Solved: I stopped using clustalo and went back to mafft (originally what I wanted to use) but it was unable to read my alignments. This was due to non-typical characters that were inserted in my exon alignments ("!" and "?"), but after converting those into dashes, mafft read the alignment properly and I was able to append my new species while maintaining the reading frame of my original MSA. For those who may need to do the same, I used (windows, cygwin):
$ mafft --addfull outgroup_species.fasta --keeplength prealigned_msa.fasta > combined_msa.fasta
I need to align a new sequence to a pre-existing multiple sequence alignment. I know how to run clustalo profile-profile alignment where I treat my one new sequence as a separate alignment. But everytime I run this process, the pre-existing MSA gets gaps added between columns but I need to avoid this as it is ruining my reading frame.

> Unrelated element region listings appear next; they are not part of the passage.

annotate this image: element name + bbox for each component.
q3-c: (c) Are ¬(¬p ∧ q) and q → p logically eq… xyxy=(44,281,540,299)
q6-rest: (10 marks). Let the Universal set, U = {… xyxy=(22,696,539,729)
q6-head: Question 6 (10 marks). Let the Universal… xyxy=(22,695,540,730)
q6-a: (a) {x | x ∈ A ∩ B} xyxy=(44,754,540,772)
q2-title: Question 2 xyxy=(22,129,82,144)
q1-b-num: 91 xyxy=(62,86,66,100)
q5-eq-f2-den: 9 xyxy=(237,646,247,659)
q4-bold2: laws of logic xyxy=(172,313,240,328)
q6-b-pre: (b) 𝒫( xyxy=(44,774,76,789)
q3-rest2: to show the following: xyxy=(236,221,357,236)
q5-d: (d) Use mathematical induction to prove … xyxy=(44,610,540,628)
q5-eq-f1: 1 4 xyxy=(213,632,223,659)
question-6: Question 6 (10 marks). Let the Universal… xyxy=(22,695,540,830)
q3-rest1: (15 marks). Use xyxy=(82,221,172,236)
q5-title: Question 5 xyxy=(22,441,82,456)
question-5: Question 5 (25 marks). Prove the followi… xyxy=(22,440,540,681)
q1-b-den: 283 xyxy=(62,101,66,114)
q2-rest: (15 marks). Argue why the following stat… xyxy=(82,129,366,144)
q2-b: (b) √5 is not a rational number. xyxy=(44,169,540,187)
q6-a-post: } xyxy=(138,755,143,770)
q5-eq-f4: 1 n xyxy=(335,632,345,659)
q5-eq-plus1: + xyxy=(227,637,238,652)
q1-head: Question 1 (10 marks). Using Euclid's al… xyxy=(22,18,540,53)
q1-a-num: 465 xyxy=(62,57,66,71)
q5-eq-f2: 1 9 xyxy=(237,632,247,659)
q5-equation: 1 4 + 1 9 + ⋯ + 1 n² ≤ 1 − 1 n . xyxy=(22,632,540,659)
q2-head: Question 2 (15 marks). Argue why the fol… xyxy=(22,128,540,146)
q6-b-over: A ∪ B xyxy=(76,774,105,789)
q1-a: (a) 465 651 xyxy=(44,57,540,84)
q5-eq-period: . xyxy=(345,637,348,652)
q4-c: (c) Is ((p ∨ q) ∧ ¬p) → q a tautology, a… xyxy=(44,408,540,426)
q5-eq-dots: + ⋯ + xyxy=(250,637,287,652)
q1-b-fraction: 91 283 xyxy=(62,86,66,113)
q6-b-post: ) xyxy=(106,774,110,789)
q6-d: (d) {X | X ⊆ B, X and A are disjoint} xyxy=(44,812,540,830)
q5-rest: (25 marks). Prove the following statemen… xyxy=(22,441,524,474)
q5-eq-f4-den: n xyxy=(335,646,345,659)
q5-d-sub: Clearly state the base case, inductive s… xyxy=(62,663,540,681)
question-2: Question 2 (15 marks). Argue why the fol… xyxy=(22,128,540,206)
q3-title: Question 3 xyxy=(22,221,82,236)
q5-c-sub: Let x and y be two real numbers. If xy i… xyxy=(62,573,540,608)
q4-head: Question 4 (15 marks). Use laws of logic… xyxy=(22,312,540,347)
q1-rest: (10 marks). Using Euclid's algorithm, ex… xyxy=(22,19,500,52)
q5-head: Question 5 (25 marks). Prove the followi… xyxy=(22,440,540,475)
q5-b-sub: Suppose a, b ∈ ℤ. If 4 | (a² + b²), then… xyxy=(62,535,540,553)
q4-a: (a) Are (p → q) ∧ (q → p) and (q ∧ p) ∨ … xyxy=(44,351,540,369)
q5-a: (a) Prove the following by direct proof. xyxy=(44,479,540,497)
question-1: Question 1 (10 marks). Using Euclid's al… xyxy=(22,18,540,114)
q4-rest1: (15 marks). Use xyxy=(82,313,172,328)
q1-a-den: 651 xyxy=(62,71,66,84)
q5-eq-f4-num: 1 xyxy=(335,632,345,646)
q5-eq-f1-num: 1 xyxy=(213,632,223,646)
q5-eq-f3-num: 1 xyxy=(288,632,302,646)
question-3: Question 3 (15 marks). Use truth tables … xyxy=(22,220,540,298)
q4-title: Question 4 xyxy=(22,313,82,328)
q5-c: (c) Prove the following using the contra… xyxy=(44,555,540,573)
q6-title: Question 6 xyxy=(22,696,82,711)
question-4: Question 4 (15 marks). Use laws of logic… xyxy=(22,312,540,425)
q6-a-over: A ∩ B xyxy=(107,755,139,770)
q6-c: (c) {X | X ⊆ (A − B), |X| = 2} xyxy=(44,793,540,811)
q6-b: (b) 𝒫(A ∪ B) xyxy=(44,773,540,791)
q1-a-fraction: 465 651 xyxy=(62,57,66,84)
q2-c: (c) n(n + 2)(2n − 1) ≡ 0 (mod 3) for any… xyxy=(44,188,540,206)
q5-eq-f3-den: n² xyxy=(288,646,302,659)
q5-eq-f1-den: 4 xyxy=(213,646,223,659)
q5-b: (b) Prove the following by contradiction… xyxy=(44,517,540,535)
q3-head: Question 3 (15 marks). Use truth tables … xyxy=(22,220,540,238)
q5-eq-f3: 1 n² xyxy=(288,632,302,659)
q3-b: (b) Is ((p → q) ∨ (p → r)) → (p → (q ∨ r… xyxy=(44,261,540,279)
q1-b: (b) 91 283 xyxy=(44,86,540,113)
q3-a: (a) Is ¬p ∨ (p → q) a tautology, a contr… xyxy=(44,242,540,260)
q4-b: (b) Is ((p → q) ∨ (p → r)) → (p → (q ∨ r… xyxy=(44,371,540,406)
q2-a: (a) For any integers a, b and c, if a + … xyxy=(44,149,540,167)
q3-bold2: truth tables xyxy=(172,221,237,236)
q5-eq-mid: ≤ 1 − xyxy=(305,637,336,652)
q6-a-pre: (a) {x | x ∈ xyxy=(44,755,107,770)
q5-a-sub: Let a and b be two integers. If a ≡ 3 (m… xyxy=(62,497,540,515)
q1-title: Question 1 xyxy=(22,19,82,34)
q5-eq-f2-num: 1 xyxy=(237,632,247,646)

Is there an option to simply not alter the first profile alignment at all?
Sample of my pre-aligned MSA (if I were looking at the first 4 exons):
>sp1
----ATGCTC---ATAT
>sp2
----ATGGTC---ATAT
>sp3
CCAT---------ATAT # These gaps are inserted to represent a missing exon
>sp4
CCATATGGTCCCC---- # Gaps needed to maintain the reading frame per exon
The sequence I want to add to the pre-aligned MSA (it has some extra bases that I show with () that need to be trimmed after aligned; all exons included as this is a reference sequence):
>outgroup
CCATAT(T)GGTCCCCATAT(TCA)
Ideal output:
>sp1
----ATGCTC---ATAT
>sp2
----ATGGTC---ATAT
>sp3
CCAT---------ATAT
>sp4
CCATATGGTCCCC----
>outgroup
CCATATGGTCCCCATAT
Not sure how to align the new sequence while maintaining the length of the MSA, because if it does add columns it will mess up the reading frame. I cannot convert the bases to amino acids either because I will have to work in nucleotides for future dN/dS ratios.
Why have you asked the same question twice?
Desperate times. My original question led me to finding the clustalo answer, which still causes some problems for me. I deleted it anyways.